- Film poster
- Directed by: Loretta Todd
- Written by: Johnny Darrell Andrew Duncan Loretta Todd
- Based on: Monkey Beach by Eden Robinson
- Produced by: Loretta Todd Patti Poskitt Jason James Matthew O'Connor Lisa Richardson
- Starring: Grace Dove Adam Beach Nathaniel Arcand Glen Gould
- Cinematography: Stirling Bancroft
- Edited by: Asim Nurany Fredrik Thorsen
- Music by: Jesse Zubot Russell Wallace,
- Production companies: Mama-oo Productions Reunion Pacific Entertainment
- Release date: 24 September 2020 (VIFF);
- Running time: 103 minutes
- Country: Canada
- Languages: English Haisla

= Monkey Beach (film) =

2020 drama film

Monkey Beach is a 2020 Canadian drama film, directed by Loretta Todd. Her debut narrative feature, the film is an adaptation of Eden Robinson's 2000 novel Monkey Beach.

The film stars Grace Dove as Lisamarie, a young Haisla woman in Kitamaat, British Columbia coming to terms with the mysterious disappearance of her brother Jimmy (Joel Oulette). The film's cast also includes Adam Beach, Nathaniel Arcand, Glen Gould, Tina Lameman and Ta'Kaiya Blaney.

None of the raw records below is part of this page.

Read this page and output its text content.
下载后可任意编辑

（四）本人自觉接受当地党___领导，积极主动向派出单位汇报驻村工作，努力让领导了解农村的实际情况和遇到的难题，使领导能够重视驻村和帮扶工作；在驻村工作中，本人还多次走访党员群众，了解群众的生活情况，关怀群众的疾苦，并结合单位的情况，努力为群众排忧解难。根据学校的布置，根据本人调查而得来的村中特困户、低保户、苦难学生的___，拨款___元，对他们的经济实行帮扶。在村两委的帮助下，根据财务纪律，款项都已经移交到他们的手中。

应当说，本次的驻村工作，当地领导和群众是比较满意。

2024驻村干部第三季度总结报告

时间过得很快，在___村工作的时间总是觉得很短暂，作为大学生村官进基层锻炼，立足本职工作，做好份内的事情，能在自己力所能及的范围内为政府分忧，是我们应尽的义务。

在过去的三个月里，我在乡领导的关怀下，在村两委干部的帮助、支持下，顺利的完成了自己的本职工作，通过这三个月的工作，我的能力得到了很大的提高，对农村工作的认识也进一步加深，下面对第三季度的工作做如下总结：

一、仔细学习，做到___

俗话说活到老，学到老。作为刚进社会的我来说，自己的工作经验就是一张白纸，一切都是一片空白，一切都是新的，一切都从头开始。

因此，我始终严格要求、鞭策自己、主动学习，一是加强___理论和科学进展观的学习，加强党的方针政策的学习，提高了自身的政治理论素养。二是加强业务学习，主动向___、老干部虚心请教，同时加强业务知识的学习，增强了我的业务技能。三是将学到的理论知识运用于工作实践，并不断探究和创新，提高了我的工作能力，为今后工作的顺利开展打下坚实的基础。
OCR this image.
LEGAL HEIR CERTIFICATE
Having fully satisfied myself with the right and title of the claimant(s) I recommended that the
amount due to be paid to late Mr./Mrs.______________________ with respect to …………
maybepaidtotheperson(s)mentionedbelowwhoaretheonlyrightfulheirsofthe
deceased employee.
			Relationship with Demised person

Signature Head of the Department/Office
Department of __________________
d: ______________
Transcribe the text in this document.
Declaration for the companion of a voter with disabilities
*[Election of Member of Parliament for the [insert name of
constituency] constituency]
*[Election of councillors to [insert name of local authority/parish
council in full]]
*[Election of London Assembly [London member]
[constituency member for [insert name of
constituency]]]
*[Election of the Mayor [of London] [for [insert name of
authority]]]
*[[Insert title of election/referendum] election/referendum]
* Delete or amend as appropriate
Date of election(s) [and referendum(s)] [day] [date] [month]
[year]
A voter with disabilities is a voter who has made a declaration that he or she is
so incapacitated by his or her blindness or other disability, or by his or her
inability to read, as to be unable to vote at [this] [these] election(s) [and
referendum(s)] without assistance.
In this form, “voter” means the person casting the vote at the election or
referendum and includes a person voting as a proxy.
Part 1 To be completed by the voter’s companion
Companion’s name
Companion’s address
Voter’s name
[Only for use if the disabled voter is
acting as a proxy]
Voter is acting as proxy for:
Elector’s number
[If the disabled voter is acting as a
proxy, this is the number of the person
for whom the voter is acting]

The film premiered at the 2020 Vancouver International Film Festival.

==Critical response==
For The Georgia Straight, Craig Takeuchi wrote that "Although the overall effort may be uneven at times and takes some time to find its way, there’s enough to appreciate here to carry things along, including a scene-stealing Adam Beach as the mischievous Uncle Mick, Lisa’s struggle to reconcile traditional values with the current world, and—needless to say—the evocative setting that pervades the proceedings."

For the Hollywood North Magazine, Shaun Lang wrote, "If my plot summary sounds vague, it’s merely in the service of not spoiling one of the shiniest jewels in the recent wave of Canadian Indigenous Cinema. If The Grizzlies was the Inuit answer to the sports drama, then Monkey Beach is the Haisla response to the Superhero genre. That’s about the closest I can come to categorizing what is truly a spiritually-healing experience whether you’re Haisla or otherwise."

==Awards==
The film swept the feature film awards at the 2020 American Indian Film Festival, winning for Best Picture, Best Director (Todd), Best Actor (Beach), Best Actress (Dove), Best Supporting Actor (Arcand) and Best Supporting Actress (Lameman). At the Vancouver Film Critics Circle Awards 2020, Beach was nominated for Best Supporting Actor in a Canadian Film and Lameman was nominated for Best Supporting Actress in a Canadian Film.

Todd, Johnny Darrell and Andrew Duncan received a Canadian Screen Award nomination for Best Adapted Screenplay at the 9th Canadian Screen Awards in 2021.